Он пожимает плечами и идет за нею в кабину. Слышен звук моторной лодки, отплывающей от яхты. Олли напряженно вслушивается.
– Лодка придет за вами позже. У вас есть возможность познакомиться со мной поближе, – грязный, развратный взгляд яхтсмена.
– Могу прожить и без этого. Когда мне заплатят? – спрашивает Олли.
– На этот счет не беспокойся. Что будете пить?
Кабина кажется заполненной туманом. Становится виден Олли, стоящий над безжизненным телом яхтсмена. Он роняет тяжелую медную подставку с книжной полки и медленно, дрожа, склоняется над мертвым телом, чтобы вытащить у него из кармана деньги. Затем он выходит из каюты. На палубе Олли осматривается в густом тумане, затем прыгает в море. Он доплывает до берега и исчезает из города.
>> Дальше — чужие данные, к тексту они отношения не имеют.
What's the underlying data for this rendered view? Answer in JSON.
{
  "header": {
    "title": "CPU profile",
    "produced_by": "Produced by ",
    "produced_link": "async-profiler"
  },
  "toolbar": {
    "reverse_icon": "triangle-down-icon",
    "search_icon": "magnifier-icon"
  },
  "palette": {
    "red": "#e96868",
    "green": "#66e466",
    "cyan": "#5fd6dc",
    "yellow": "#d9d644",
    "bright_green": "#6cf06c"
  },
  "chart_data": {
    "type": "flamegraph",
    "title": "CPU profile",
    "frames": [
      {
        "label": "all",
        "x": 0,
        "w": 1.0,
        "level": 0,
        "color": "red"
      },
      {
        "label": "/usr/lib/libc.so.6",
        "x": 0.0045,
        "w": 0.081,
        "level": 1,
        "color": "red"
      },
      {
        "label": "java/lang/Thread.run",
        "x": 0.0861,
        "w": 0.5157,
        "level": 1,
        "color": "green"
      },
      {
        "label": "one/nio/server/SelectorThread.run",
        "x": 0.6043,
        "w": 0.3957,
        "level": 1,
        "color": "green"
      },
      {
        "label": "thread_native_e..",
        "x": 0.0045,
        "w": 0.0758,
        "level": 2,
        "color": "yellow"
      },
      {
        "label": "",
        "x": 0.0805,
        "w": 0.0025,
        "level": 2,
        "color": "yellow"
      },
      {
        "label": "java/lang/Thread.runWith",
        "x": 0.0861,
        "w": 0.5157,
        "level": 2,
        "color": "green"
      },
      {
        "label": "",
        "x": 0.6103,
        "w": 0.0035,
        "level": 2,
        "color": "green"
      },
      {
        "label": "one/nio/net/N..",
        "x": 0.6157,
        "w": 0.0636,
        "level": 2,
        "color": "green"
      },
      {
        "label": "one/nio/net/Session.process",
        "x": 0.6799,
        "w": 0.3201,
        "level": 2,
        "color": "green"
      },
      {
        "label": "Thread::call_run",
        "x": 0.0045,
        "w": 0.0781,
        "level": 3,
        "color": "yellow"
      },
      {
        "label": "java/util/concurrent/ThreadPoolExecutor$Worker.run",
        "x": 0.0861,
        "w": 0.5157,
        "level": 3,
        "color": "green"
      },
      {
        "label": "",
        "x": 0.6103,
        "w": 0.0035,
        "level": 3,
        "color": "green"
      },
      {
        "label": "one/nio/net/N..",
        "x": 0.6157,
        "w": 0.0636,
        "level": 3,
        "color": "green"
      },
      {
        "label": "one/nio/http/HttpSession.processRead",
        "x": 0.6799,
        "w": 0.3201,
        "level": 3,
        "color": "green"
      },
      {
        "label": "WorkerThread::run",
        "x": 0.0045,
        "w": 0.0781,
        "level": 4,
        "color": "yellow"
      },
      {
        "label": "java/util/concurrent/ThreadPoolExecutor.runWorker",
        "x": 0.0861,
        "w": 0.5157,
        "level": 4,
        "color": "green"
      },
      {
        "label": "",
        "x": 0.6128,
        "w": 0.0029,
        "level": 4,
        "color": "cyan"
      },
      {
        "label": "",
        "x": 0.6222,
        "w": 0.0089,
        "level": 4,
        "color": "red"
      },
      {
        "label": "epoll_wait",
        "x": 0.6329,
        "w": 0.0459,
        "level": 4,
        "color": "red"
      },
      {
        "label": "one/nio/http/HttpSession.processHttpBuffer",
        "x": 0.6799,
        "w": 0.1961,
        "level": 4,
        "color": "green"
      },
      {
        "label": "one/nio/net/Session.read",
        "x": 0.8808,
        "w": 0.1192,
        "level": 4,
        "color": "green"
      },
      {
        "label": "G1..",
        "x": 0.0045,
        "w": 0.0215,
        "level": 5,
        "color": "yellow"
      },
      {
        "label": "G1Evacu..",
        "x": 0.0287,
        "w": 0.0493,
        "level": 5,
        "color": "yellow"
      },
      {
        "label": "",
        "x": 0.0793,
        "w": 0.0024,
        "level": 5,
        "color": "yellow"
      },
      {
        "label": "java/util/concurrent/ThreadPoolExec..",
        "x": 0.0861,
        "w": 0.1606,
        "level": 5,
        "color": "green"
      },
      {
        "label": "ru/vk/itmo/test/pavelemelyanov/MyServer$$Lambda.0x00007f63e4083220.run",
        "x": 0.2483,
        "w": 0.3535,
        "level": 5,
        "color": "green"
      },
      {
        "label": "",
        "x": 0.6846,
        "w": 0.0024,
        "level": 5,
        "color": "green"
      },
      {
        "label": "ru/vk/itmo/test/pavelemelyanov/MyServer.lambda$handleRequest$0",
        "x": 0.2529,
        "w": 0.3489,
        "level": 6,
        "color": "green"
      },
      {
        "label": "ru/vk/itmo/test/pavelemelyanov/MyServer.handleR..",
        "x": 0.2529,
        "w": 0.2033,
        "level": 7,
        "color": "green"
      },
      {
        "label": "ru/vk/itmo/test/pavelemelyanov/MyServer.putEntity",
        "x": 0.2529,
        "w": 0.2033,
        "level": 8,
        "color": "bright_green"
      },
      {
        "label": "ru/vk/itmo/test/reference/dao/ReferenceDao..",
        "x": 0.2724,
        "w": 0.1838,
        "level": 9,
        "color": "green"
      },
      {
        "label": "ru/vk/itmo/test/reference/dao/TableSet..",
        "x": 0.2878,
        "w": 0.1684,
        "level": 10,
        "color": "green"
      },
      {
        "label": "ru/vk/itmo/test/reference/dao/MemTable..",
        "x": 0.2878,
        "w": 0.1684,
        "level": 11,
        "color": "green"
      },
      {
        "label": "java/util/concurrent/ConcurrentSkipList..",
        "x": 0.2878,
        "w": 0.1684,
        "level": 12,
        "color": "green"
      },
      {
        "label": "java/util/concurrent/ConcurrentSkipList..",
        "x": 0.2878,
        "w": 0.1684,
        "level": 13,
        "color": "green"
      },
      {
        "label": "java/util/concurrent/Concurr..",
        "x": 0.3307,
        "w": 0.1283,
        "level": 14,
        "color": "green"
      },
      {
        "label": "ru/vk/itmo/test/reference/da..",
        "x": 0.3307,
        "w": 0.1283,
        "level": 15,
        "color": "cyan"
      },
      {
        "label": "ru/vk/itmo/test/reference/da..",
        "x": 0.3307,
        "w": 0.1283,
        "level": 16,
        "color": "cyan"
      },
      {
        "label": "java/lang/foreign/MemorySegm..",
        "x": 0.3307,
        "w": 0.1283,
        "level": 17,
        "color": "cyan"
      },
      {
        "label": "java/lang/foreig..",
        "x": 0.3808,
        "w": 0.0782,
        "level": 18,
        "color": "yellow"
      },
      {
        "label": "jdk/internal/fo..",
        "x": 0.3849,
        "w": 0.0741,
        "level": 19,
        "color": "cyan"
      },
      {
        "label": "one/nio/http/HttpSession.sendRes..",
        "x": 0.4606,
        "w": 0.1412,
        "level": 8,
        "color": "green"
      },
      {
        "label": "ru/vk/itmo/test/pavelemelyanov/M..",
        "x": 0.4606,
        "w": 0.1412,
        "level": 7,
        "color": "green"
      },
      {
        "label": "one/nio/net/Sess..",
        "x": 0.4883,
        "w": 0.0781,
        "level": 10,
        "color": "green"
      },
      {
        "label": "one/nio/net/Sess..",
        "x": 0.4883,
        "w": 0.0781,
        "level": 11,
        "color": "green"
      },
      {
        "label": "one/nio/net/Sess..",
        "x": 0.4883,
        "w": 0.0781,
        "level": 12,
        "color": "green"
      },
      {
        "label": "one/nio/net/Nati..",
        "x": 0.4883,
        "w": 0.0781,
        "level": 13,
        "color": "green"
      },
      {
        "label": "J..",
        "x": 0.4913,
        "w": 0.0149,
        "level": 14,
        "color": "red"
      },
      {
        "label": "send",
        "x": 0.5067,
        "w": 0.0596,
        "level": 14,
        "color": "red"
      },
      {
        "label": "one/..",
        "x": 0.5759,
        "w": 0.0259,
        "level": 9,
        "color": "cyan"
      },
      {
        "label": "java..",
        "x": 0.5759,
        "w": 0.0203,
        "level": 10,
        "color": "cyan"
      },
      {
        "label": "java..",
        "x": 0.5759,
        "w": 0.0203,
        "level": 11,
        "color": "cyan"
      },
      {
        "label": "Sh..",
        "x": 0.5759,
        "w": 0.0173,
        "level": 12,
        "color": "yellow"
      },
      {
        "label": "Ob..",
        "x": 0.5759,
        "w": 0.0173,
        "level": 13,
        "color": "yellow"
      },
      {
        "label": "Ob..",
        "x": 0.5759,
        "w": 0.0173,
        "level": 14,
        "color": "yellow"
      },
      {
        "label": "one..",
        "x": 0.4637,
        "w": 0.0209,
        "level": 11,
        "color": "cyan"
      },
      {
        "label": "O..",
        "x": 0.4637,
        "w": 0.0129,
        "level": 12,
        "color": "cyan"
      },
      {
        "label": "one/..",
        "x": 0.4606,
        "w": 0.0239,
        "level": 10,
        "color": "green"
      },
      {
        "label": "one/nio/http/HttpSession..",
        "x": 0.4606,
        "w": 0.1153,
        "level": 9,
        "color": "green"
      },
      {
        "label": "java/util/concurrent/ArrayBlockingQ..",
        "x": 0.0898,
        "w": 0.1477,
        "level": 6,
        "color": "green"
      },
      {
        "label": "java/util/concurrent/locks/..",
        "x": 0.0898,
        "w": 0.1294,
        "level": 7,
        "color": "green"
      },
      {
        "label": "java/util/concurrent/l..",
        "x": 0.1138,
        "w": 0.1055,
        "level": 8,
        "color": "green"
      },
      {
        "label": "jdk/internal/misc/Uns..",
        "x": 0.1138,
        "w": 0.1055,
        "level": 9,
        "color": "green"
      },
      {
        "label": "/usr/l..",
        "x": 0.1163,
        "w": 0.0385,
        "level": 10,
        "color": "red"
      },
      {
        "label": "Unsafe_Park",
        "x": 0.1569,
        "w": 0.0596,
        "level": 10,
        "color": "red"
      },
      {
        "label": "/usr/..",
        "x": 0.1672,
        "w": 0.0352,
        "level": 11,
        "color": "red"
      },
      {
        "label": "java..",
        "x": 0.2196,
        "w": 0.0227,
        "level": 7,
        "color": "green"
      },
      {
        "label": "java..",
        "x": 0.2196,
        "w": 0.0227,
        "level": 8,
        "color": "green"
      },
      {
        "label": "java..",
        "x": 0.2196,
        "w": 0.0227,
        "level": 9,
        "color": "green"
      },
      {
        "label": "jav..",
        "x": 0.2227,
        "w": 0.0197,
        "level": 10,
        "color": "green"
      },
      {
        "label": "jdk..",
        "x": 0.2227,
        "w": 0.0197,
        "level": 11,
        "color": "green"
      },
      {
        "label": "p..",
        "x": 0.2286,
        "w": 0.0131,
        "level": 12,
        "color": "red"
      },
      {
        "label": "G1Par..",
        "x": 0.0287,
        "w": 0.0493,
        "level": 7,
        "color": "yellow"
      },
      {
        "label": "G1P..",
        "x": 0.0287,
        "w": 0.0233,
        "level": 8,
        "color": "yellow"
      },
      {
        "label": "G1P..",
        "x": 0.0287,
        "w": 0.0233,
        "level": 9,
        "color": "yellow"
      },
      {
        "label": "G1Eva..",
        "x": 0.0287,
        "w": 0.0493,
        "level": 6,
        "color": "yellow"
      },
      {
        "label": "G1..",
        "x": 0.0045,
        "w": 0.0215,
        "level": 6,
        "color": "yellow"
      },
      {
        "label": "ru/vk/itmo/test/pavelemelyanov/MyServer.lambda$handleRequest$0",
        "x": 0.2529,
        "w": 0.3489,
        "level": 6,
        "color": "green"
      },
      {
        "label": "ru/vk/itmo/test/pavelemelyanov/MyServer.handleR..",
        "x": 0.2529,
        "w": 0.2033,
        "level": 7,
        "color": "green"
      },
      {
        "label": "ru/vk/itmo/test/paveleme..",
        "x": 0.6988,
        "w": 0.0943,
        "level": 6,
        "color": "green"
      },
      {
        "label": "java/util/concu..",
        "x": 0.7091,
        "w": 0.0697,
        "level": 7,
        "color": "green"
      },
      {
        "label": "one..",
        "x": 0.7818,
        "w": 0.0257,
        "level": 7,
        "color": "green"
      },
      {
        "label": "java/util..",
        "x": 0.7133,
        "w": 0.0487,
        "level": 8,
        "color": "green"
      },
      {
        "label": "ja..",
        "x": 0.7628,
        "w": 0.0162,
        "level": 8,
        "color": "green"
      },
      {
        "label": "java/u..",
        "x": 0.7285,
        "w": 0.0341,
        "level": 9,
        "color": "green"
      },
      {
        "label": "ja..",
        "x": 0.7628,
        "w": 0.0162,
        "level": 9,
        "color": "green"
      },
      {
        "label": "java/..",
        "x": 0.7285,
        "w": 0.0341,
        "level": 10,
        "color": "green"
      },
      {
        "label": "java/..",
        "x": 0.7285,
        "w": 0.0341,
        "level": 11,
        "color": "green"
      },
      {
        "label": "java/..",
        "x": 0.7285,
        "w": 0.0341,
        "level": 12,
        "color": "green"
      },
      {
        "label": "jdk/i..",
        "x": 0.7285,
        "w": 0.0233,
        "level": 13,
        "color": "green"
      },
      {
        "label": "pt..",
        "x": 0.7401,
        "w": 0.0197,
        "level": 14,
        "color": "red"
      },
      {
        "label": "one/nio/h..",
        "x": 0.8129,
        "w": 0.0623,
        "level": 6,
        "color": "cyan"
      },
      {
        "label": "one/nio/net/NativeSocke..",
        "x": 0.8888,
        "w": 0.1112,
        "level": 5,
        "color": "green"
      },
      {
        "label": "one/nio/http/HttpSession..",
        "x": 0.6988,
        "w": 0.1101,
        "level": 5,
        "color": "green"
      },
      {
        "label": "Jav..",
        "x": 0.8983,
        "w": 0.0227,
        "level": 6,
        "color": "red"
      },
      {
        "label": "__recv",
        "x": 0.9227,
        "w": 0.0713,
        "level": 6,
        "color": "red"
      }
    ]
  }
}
Дождь на улицах Нью-Орлеана – как в начале – и снова Олли стоит на углу, одетый совсем не по погоде. Снова мужчина среднего возраста ходит мимо него туда и обратно, затем останавливается.
– Вы не боитесь простудиться, молодой человек?
– Нет. Я никогда не простужаюсь.
– И вам не холодно?
– Мне холодно. Я тоже человек.
– Вам надо куда-нибудь пойти и согреться.
– Куда, например?
– У меня неплохая квартира и прекрасный выбор напитков.
– Где?
– Недалеко, во Французском квартале.
– Пойдем пешком, а деньги за такси вы отдадите мне.
Еще один гомосексуалист впускает Олли в свой дом. Это эстет чистой воды. Они стоят на улице у деревянной калитки, которую гомосексуалист открывает.
– Пройдя эти врата, вы попадете в иной мир.
– Мне не привыкать.
– Прошу вас в мой сад.
– А, все китайское.
– Нет-нет. Японское. Я включу освещение для вас.
Зажигаются лампы.
– Бассейн очень мил, не правда ли?
– Никогда не видел ничего подобного.
– Все дно выложено перламутром – вы знаете, из ракушек. Бассейн обогревается, в нем живут тропические рыбки.
– Это что-то.
– Вы не ожидали увидеть такой сад в городе?
– Все вы, педики – извините, гомосексуалисты – художественные натуры. Антикварные лавки, сады вроде этого – ваша стихия. Но это что-то особенное. Эй, рыбка! Как дела?
– Пройдемте в дом по мостику.
Олли соглашается, но когда они доходят до середины, мостик неожиданно рушится. Гомосексуалист вскрикивает.
– Такой мостик слишком хрупок для меня, – говорит Олли, бредя по воде.
– В выходные отремонтирую. У меня есть друзья, они смогут помочь.
– Я мокрый до колен.
– В доме я дам вам шелковый халат.
– Ага.
Они входят в дом, оформленный целиком в японском стиле.
– Каждое утро, перед уходом на работу, я создаю на этом столике новую икэбану.
– Создаете что?
– Композицию из свежих цветов, чтобы поставить ее в эту чудную синюю японскую вазу.
– Каждому надо что-то делать, помимо своей постоянной работы.
– Что вы делаете, помимо своей постоянной работы?
– По-моему, у меня нет постоянной работы, если не считать, что охота за клиентами может быть постоянной работой. Я все время занят, но и постоянной работой это не назовешь. Слишком уж она непостоянная с общественной точки зрения. Это подпольная и противозаконная работа, поэтому она должна хорошо оплачиваться. Вы меня понимаете? Я думал, никому не нужен будет парень с одной рукой. Но я ошибался. Это никого не отпугивает. – Горько: – Калеки привлекают их.
– У вас прекрасное лицо и такое великолепное тело.
– Искалеченное тело.
– Почему бы вам не забыть об этом?
– А вы бы попытались забыть об этом, если хотели бы стать спортсменом?